I’m happy with this new name, which is actually an old name, although it took me a day or two to remember it. Besides increasing the pretension level of the whole project, it’s highly unlikely that anything else in open source will duplicate it. (Try it in Google.)
May 10th, 2004
Uh oh:
Wicker is a lightweight, modular Java application server, suitable for embedding in a web server, and intended as an alternative to the current standard of large-scale/monolithic application servers.
The project isn’t super-active, but still. “Application server” is close enough to what we do in the headspace of a comparatively tech-naive user that I am worried. Also, bigger projects than mine have had to change names due to conflicts with much smaller projects than themselves.
So if I had to call Wicker something else, what would I call it? WickerMan has come to mind, but it’s CamelCase, which ReallySucks, and it’s a bit… violent? So, suggestions more than welcome.
May 8th, 2004
I had a look at my referrer logs to see if anyone is really reading this… it’s hard to tell, all those hits could just be coming from my aggregator. I understand that some folks were trying to add something absurd to the Atom spec so they could prevent such problems and actually know who was reading their feeds. I’m gonna take the direct approach: if you’re reading, post a comment!
Anyway, the OO version of Wicker is now under private testing. Viewing pages works fine, and so (amazingly) does subclassing the basic Page class to do SoftlinkPages. The SoftlinkPage class isn’t perfect yet - I’ve decided to have them put “lastpage=XX” codes into URLs, instead of trying to read the referrer and parse out the page that called it. That will limit the creation of softlinks to only occur when you’re coming from another SoftlinkPage, but hey. It doesn’t have to be perfect.

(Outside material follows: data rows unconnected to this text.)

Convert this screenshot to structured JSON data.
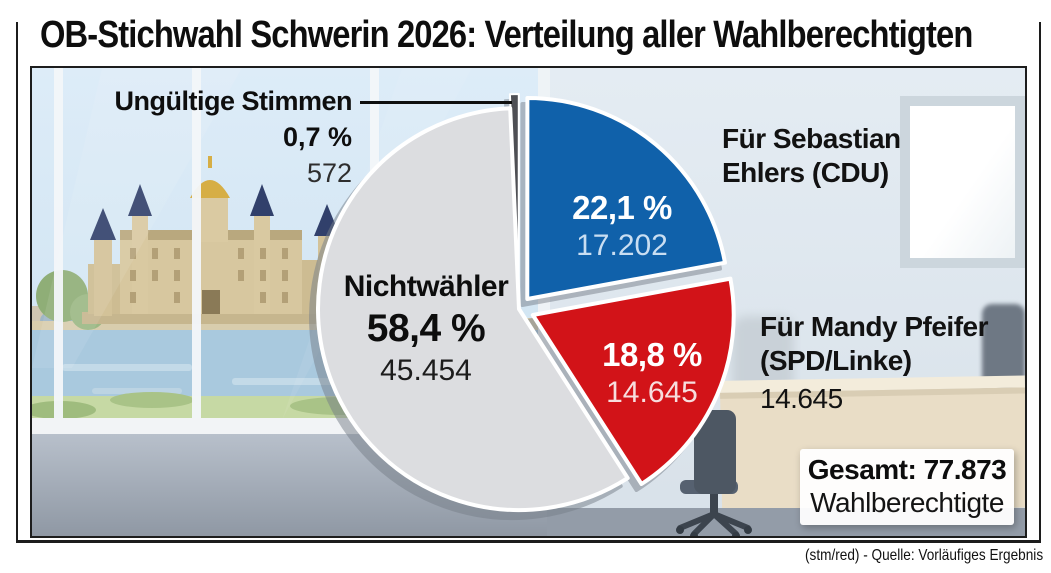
{
  "header": {
    "title": "OB-Stichwahl Schwerin 2026: Verteilung aller Wahlberechtigten"
  },
  "footer": {
    "credit": "(stm/red) - Quelle: Vorläufiges Ergebnis"
  },
  "total_box": {
    "line1": "Gesamt: 77.873",
    "line2": "Wahlberechtigte"
  },
  "callouts": {
    "invalid": {
      "title": "Ungültige Stimmen",
      "pct": "0,7 %",
      "count": "572"
    },
    "ehlers": {
      "line1": "Für Sebastian",
      "line2": "Ehlers (CDU)"
    },
    "pfeifer": {
      "line1": "Für Mandy Pfeifer",
      "line2": "(SPD/Linke)",
      "count": "14.645"
    },
    "nonvoters": {
      "title": "Nichtwähler",
      "pct": "58,4 %",
      "count": "45.454"
    },
    "ehlers_inner": {
      "pct": "22,1 %",
      "count": "17.202"
    },
    "pfeifer_inner": {
      "pct": "18,8 %",
      "count": "14.645"
    }
  },
  "chart_data": {
    "type": "pie",
    "title": "OB-Stichwahl Schwerin 2026: Verteilung aller Wahlberechtigten",
    "total": {
      "value": 77873,
      "label": "Gesamt: 77.873 Wahlberechtigte"
    },
    "source": "Vorläufiges Ergebnis",
    "start_angle_deg": -92.5,
    "legend_position": "none",
    "segments": [
      {
        "label": "Ungültige Stimmen",
        "pct": 0.7,
        "pct_label": "0,7 %",
        "value": 572,
        "value_label": "572",
        "color": "#4e4f54"
      },
      {
        "label": "Für Sebastian Ehlers (CDU)",
        "pct": 22.1,
        "pct_label": "22,1 %",
        "value": 17202,
        "value_label": "17.202",
        "color": "#1061aa"
      },
      {
        "label": "Für Mandy Pfeifer (SPD/Linke)",
        "pct": 18.8,
        "pct_label": "18,8 %",
        "value": 14645,
        "value_label": "14.645",
        "color": "#d21318"
      },
      {
        "label": "Nichtwähler",
        "pct": 58.4,
        "pct_label": "58,4 %",
        "value": 45454,
        "value_label": "45.454",
        "color": "#dcdde0"
      }
    ]
  }
}
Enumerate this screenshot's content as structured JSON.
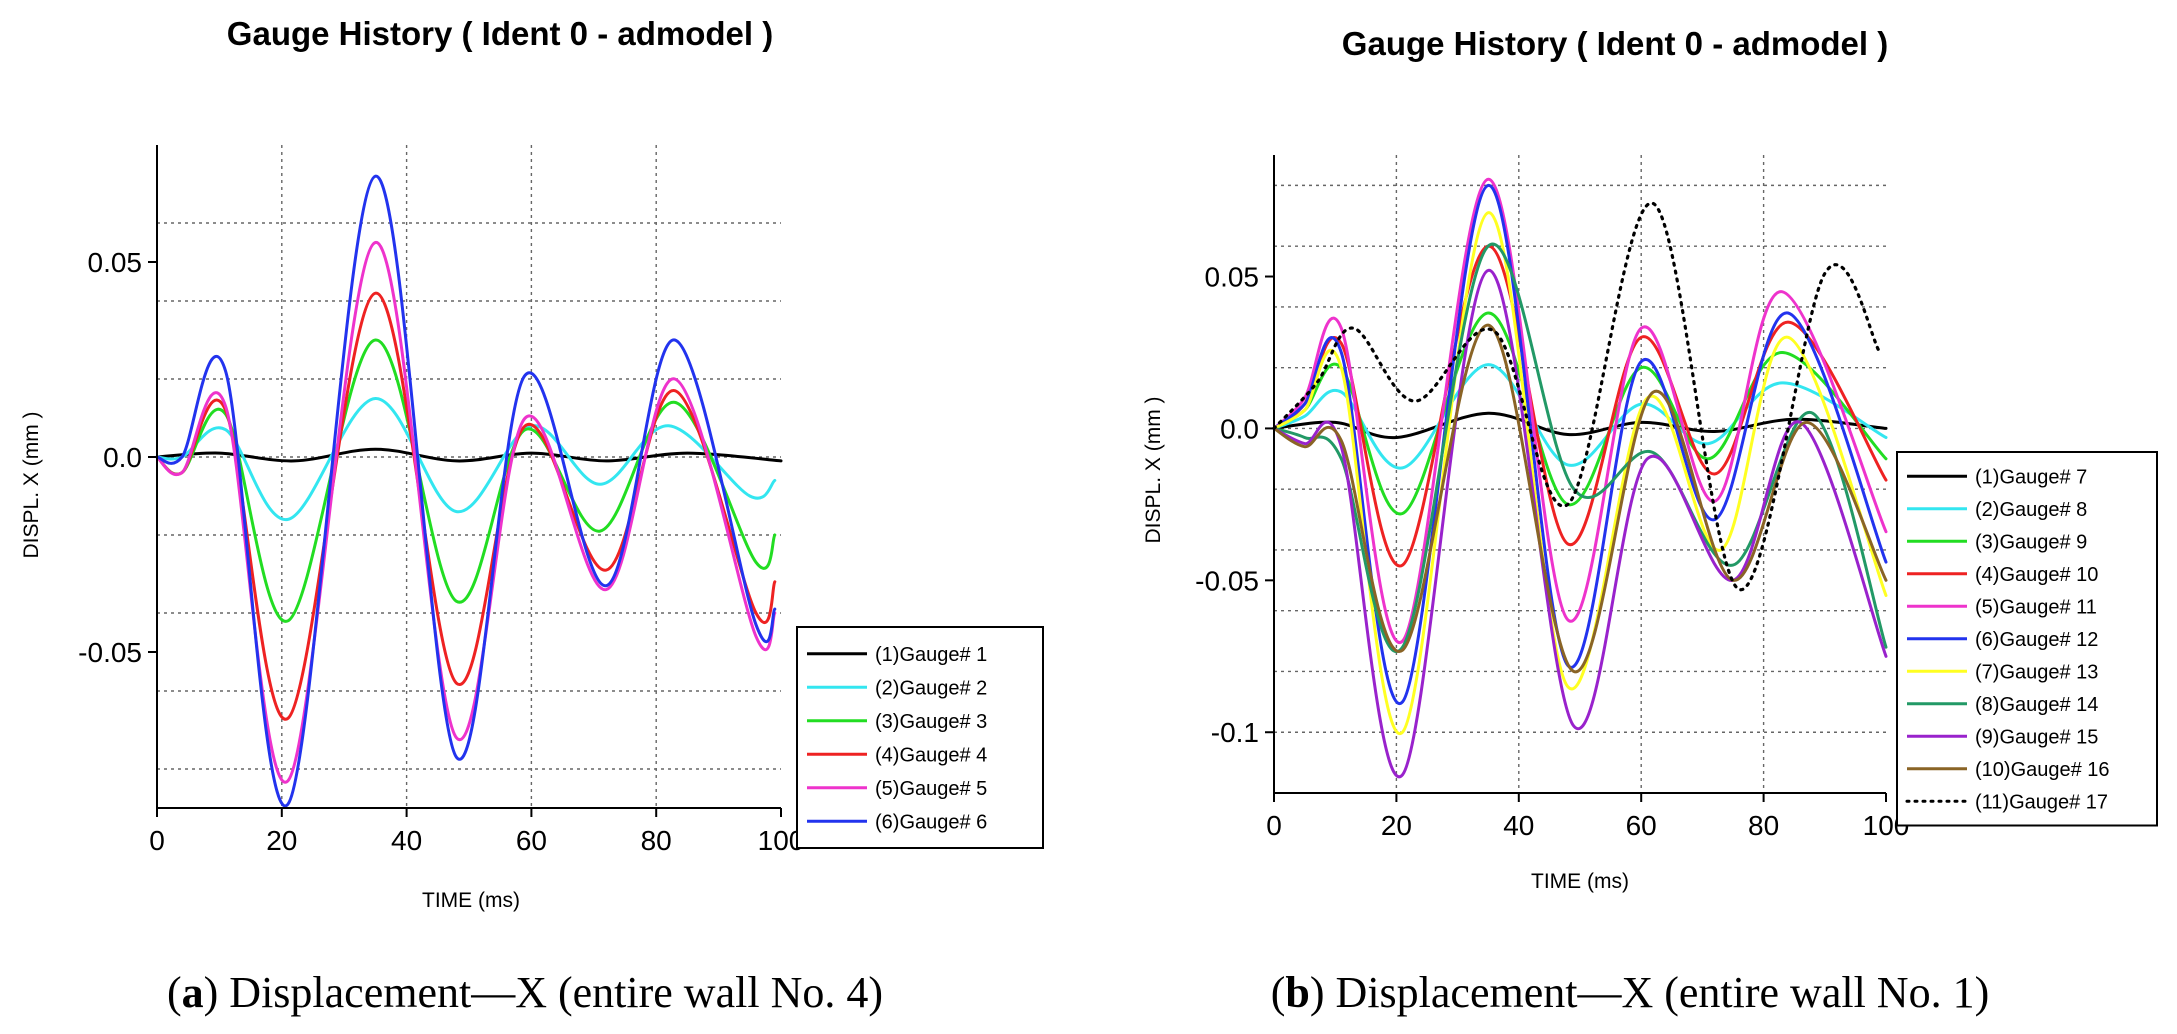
{
  "chart_data": [
    {
      "type": "line",
      "title": "Gauge History ( Ident 0 - admodel )",
      "xlabel": "TIME (ms)",
      "ylabel": "DISPL. X (mm )",
      "xlim": [
        0,
        100
      ],
      "ylim": [
        -0.09,
        0.08
      ],
      "xticks": [
        0,
        20,
        40,
        60,
        80,
        100
      ],
      "xtick_labels": [
        "0",
        "20",
        "40",
        "60",
        "80",
        "100"
      ],
      "yticks": [
        -0.05,
        0.0,
        0.05
      ],
      "ytick_labels": [
        "-0.05",
        "0.0",
        "0.05"
      ],
      "caption": {
        "letter": "a",
        "text": ") Displacement—X (entire wall No. 4)"
      },
      "series": [
        {
          "name": "(1)Gauge#  1",
          "color": "#000000",
          "dash": "solid",
          "points": [
            [
              0,
              0
            ],
            [
              10,
              0.001
            ],
            [
              22,
              -0.001
            ],
            [
              35,
              0.002
            ],
            [
              48,
              -0.001
            ],
            [
              60,
              0.001
            ],
            [
              72,
              -0.001
            ],
            [
              85,
              0.001
            ],
            [
              100,
              -0.001
            ]
          ]
        },
        {
          "name": "(2)Gauge#  2",
          "color": "#33e6f0",
          "dash": "solid",
          "points": [
            [
              0,
              0
            ],
            [
              4,
              0
            ],
            [
              11,
              0.007
            ],
            [
              21,
              -0.016
            ],
            [
              35,
              0.015
            ],
            [
              48,
              -0.014
            ],
            [
              60,
              0.008
            ],
            [
              71,
              -0.007
            ],
            [
              82,
              0.008
            ],
            [
              95,
              -0.01
            ],
            [
              99,
              -0.006
            ]
          ]
        },
        {
          "name": "(3)Gauge#  3",
          "color": "#22dd22",
          "dash": "solid",
          "points": [
            [
              0,
              0
            ],
            [
              4,
              -0.004
            ],
            [
              11,
              0.011
            ],
            [
              21,
              -0.042
            ],
            [
              35,
              0.03
            ],
            [
              48,
              -0.037
            ],
            [
              59,
              0.007
            ],
            [
              71,
              -0.019
            ],
            [
              83,
              0.014
            ],
            [
              96,
              -0.027
            ],
            [
              99,
              -0.02
            ]
          ]
        },
        {
          "name": "(4)Gauge#  4",
          "color": "#ee2222",
          "dash": "solid",
          "points": [
            [
              0,
              0
            ],
            [
              4,
              -0.004
            ],
            [
              11,
              0.012
            ],
            [
              21,
              -0.067
            ],
            [
              35,
              0.042
            ],
            [
              48,
              -0.058
            ],
            [
              59,
              0.008
            ],
            [
              72,
              -0.029
            ],
            [
              83,
              0.017
            ],
            [
              96,
              -0.04
            ],
            [
              99,
              -0.032
            ]
          ]
        },
        {
          "name": "(5)Gauge#  5",
          "color": "#ee33cc",
          "dash": "solid",
          "points": [
            [
              0,
              0
            ],
            [
              4,
              -0.004
            ],
            [
              11,
              0.013
            ],
            [
              21,
              -0.083
            ],
            [
              35,
              0.055
            ],
            [
              48,
              -0.072
            ],
            [
              59,
              0.01
            ],
            [
              72,
              -0.034
            ],
            [
              83,
              0.02
            ],
            [
              96,
              -0.046
            ],
            [
              99,
              -0.04
            ]
          ]
        },
        {
          "name": "(6)Gauge#  6",
          "color": "#2233ee",
          "dash": "solid",
          "points": [
            [
              0,
              0
            ],
            [
              4,
              0
            ],
            [
              11,
              0.022
            ],
            [
              21,
              -0.089
            ],
            [
              35,
              0.072
            ],
            [
              48,
              -0.077
            ],
            [
              59,
              0.021
            ],
            [
              72,
              -0.033
            ],
            [
              83,
              0.03
            ],
            [
              96,
              -0.043
            ],
            [
              99,
              -0.039
            ]
          ]
        }
      ]
    },
    {
      "type": "line",
      "title": "Gauge History ( Ident 0 - admodel )",
      "xlabel": "TIME (ms)",
      "ylabel": "DISPL. X (mm )",
      "xlim": [
        0,
        100
      ],
      "ylim": [
        -0.12,
        0.09
      ],
      "xticks": [
        0,
        20,
        40,
        60,
        80,
        100
      ],
      "xtick_labels": [
        "0",
        "20",
        "40",
        "60",
        "80",
        "100"
      ],
      "yticks": [
        -0.1,
        -0.05,
        0.0,
        0.05
      ],
      "ytick_labels": [
        "-0.1",
        "-0.05",
        "0.0",
        "0.05"
      ],
      "caption": {
        "letter": "b",
        "text": ") Displacement—X (entire wall No. 1)"
      },
      "series": [
        {
          "name": "(1)Gauge#  7",
          "color": "#000000",
          "dash": "solid",
          "points": [
            [
              0,
              0
            ],
            [
              10,
              0.002
            ],
            [
              20,
              -0.003
            ],
            [
              35,
              0.005
            ],
            [
              48,
              -0.002
            ],
            [
              60,
              0.002
            ],
            [
              72,
              -0.001
            ],
            [
              85,
              0.003
            ],
            [
              100,
              0
            ]
          ]
        },
        {
          "name": "(2)Gauge#  8",
          "color": "#33e6f0",
          "dash": "solid",
          "points": [
            [
              0,
              0
            ],
            [
              5,
              0.004
            ],
            [
              11,
              0.012
            ],
            [
              21,
              -0.013
            ],
            [
              35,
              0.021
            ],
            [
              48,
              -0.012
            ],
            [
              60,
              0.008
            ],
            [
              71,
              -0.005
            ],
            [
              83,
              0.015
            ],
            [
              100,
              -0.003
            ]
          ]
        },
        {
          "name": "(3)Gauge#  9",
          "color": "#22dd22",
          "dash": "solid",
          "points": [
            [
              0,
              0
            ],
            [
              5,
              0.006
            ],
            [
              11,
              0.02
            ],
            [
              21,
              -0.028
            ],
            [
              35,
              0.038
            ],
            [
              48,
              -0.025
            ],
            [
              60,
              0.02
            ],
            [
              71,
              -0.01
            ],
            [
              83,
              0.025
            ],
            [
              100,
              -0.01
            ]
          ]
        },
        {
          "name": "(4)Gauge# 10",
          "color": "#ee2222",
          "dash": "solid",
          "points": [
            [
              0,
              0
            ],
            [
              5,
              0.008
            ],
            [
              11,
              0.028
            ],
            [
              21,
              -0.045
            ],
            [
              35,
              0.06
            ],
            [
              48,
              -0.038
            ],
            [
              60,
              0.03
            ],
            [
              72,
              -0.015
            ],
            [
              84,
              0.035
            ],
            [
              100,
              -0.017
            ]
          ]
        },
        {
          "name": "(5)Gauge# 11",
          "color": "#ee33cc",
          "dash": "solid",
          "points": [
            [
              0,
              0
            ],
            [
              5,
              0.01
            ],
            [
              11,
              0.033
            ],
            [
              21,
              -0.07
            ],
            [
              35,
              0.082
            ],
            [
              48,
              -0.063
            ],
            [
              60,
              0.033
            ],
            [
              72,
              -0.024
            ],
            [
              83,
              0.045
            ],
            [
              100,
              -0.034
            ]
          ]
        },
        {
          "name": "(6)Gauge# 12",
          "color": "#2233ee",
          "dash": "solid",
          "points": [
            [
              0,
              0
            ],
            [
              5,
              0.008
            ],
            [
              11,
              0.025
            ],
            [
              21,
              -0.09
            ],
            [
              35,
              0.08
            ],
            [
              48,
              -0.078
            ],
            [
              60,
              0.022
            ],
            [
              72,
              -0.03
            ],
            [
              84,
              0.038
            ],
            [
              100,
              -0.044
            ]
          ]
        },
        {
          "name": "(7)Gauge# 13",
          "color": "#ffff22",
          "dash": "solid",
          "points": [
            [
              0,
              0
            ],
            [
              5,
              0.006
            ],
            [
              11,
              0.02
            ],
            [
              21,
              -0.1
            ],
            [
              35,
              0.071
            ],
            [
              48,
              -0.085
            ],
            [
              61,
              0.01
            ],
            [
              73,
              -0.04
            ],
            [
              84,
              0.03
            ],
            [
              100,
              -0.055
            ]
          ]
        },
        {
          "name": "(8)Gauge# 14",
          "color": "#229966",
          "dash": "solid",
          "points": [
            [
              0,
              0
            ],
            [
              5,
              -0.003
            ],
            [
              11,
              -0.01
            ],
            [
              21,
              -0.072
            ],
            [
              35,
              0.06
            ],
            [
              49,
              -0.02
            ],
            [
              62,
              -0.008
            ],
            [
              75,
              -0.045
            ],
            [
              88,
              0.005
            ],
            [
              100,
              -0.072
            ]
          ]
        },
        {
          "name": "(9)Gauge# 15",
          "color": "#9922cc",
          "dash": "solid",
          "points": [
            [
              0,
              0
            ],
            [
              5,
              -0.005
            ],
            [
              11,
              -0.006
            ],
            [
              21,
              -0.114
            ],
            [
              35,
              0.052
            ],
            [
              49,
              -0.098
            ],
            [
              61,
              -0.01
            ],
            [
              75,
              -0.05
            ],
            [
              86,
              0.002
            ],
            [
              100,
              -0.075
            ]
          ]
        },
        {
          "name": "(10)Gauge# 16",
          "color": "#8a6426",
          "dash": "solid",
          "points": [
            [
              0,
              0
            ],
            [
              5,
              -0.006
            ],
            [
              11,
              -0.004
            ],
            [
              21,
              -0.073
            ],
            [
              35,
              0.034
            ],
            [
              49,
              -0.08
            ],
            [
              62,
              0.012
            ],
            [
              75,
              -0.05
            ],
            [
              87,
              0.002
            ],
            [
              100,
              -0.05
            ]
          ]
        },
        {
          "name": "(11)Gauge# 17",
          "color": "#000000",
          "dash": "dotted",
          "points": [
            [
              0,
              0
            ],
            [
              7,
              0.015
            ],
            [
              13,
              0.033
            ],
            [
              23,
              0.009
            ],
            [
              36,
              0.032
            ],
            [
              48,
              -0.025
            ],
            [
              62,
              0.074
            ],
            [
              76,
              -0.053
            ],
            [
              90,
              0.051
            ],
            [
              99,
              0.025
            ]
          ]
        }
      ]
    }
  ]
}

What I’m working on now is a bug with logging in. It likes to forget who you are, instantly, between page loads, so something about the way the User class (which I’ve actually been using a while now, so I know it basically works) is getting toted around in the session has gotten borked. I hope this does not turn into another months-long stallout.
Once I have that worked out, I can go to work on seriously debugging Edit functionality. When the current feature set is fairly bug-free, I’m going to set about opening up the code under the GPL, likely on SourceForge unless they prove to be too hard to deal with compared to the competition.
I am surprisingly lucid for having had no protein today. (Watch, now that I’ve typed this I’ll start having dizzy spells.)
[Later that day: editing works! In fact, editing works better.]